C’est alors que se rappelant tout à coup la position où elle le retrouve, mistress Rouncewell le conjure de se laisser diriger par ceux qui s’intéressent à lui, et d’accepter un avocat, pour l’amour de sa mère dont il est la joie et l’orgueil, et dont il briserait le cœur…

« C’est peu de chose que vous me demandez là, dit-il en embrassant la vieille dame sans la laisser achever. Il est bien tard pour commencer à vous obéir ; mais dites-moi ce que vous voulez que je fasse, et je m’empresserai d’exécuter vos ordres. Mistress Bagnet, vous prendrez soin de ma mère, n’est-ce pas ? »

Un violent coup de parapluie est la seule réponse qu’il reçoive.

« Ayez la bonté de la mettre en rapport avec miss Summerson et avec M. Jarndyce qu’elle trouvera de son avis : ils l’aideront de leurs conseils.

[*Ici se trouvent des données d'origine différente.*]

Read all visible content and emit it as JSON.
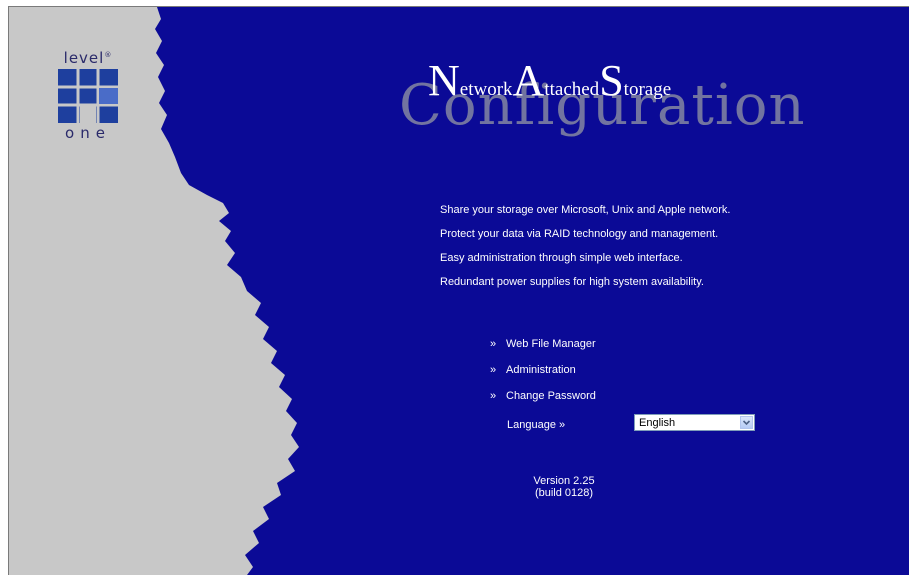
{
  "brand": {
    "logo_top": "level",
    "logo_registered": "®",
    "logo_bottom": "one"
  },
  "title": {
    "background_word": "Configuration",
    "n_cap": "N",
    "n_rest": "etwork",
    "a_cap": "A",
    "a_rest": "ttached",
    "s_cap": "S",
    "s_rest": "torage"
  },
  "features": [
    "Share your storage over Microsoft, Unix and Apple network.",
    "Protect your data via RAID technology and management.",
    "Easy administration through simple web interface.",
    "Redundant power supplies for high system availability."
  ],
  "menu": {
    "bullet": "»",
    "items": [
      "Web File Manager",
      "Administration",
      "Change Password"
    ]
  },
  "language": {
    "label": "Language »",
    "selected": "English"
  },
  "version": {
    "line1": "Version 2.25",
    "line2": "(build 0128)"
  },
  "colors": {
    "background_blue": "#0b0a96",
    "torn_gray": "#c8c8c8",
    "logo_blue": "#1e3f9e",
    "text_white": "#ffffff"
  },
  "icons": {
    "logo": "levelone-logo",
    "dropdown": "chevron-down-icon"
  }
}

— Mais, Georges, dit la vieille dame, nous allons écrire à ton frère, c’est un homme d’un grand sens et qui, m’a-t-on dit, s’entend parfaitement à conduire les affaires.

— Si j’osais vous demander une faveur, répond le sergent.

— Laquelle, mon fils ?

— Ne lui parlez pas de moi. Que dirait-il en me retrouvant ici ? je n’ai pas le courage d’y penser. Non, non, c’est impossible ; gardez-moi le secret, ma mère ; et surtout que mon frère soit le dernier à l’apprendre ; s’il doit jamais savoir que je suis enfin de retour, je demande à le lui dire moi-même, afin de régler ma conduite sur la manière dont il prendra la chose. Quant au reste, bonne mère, je suis prêt à faire tout ce que vous désirez, même à recevoir un avocat. »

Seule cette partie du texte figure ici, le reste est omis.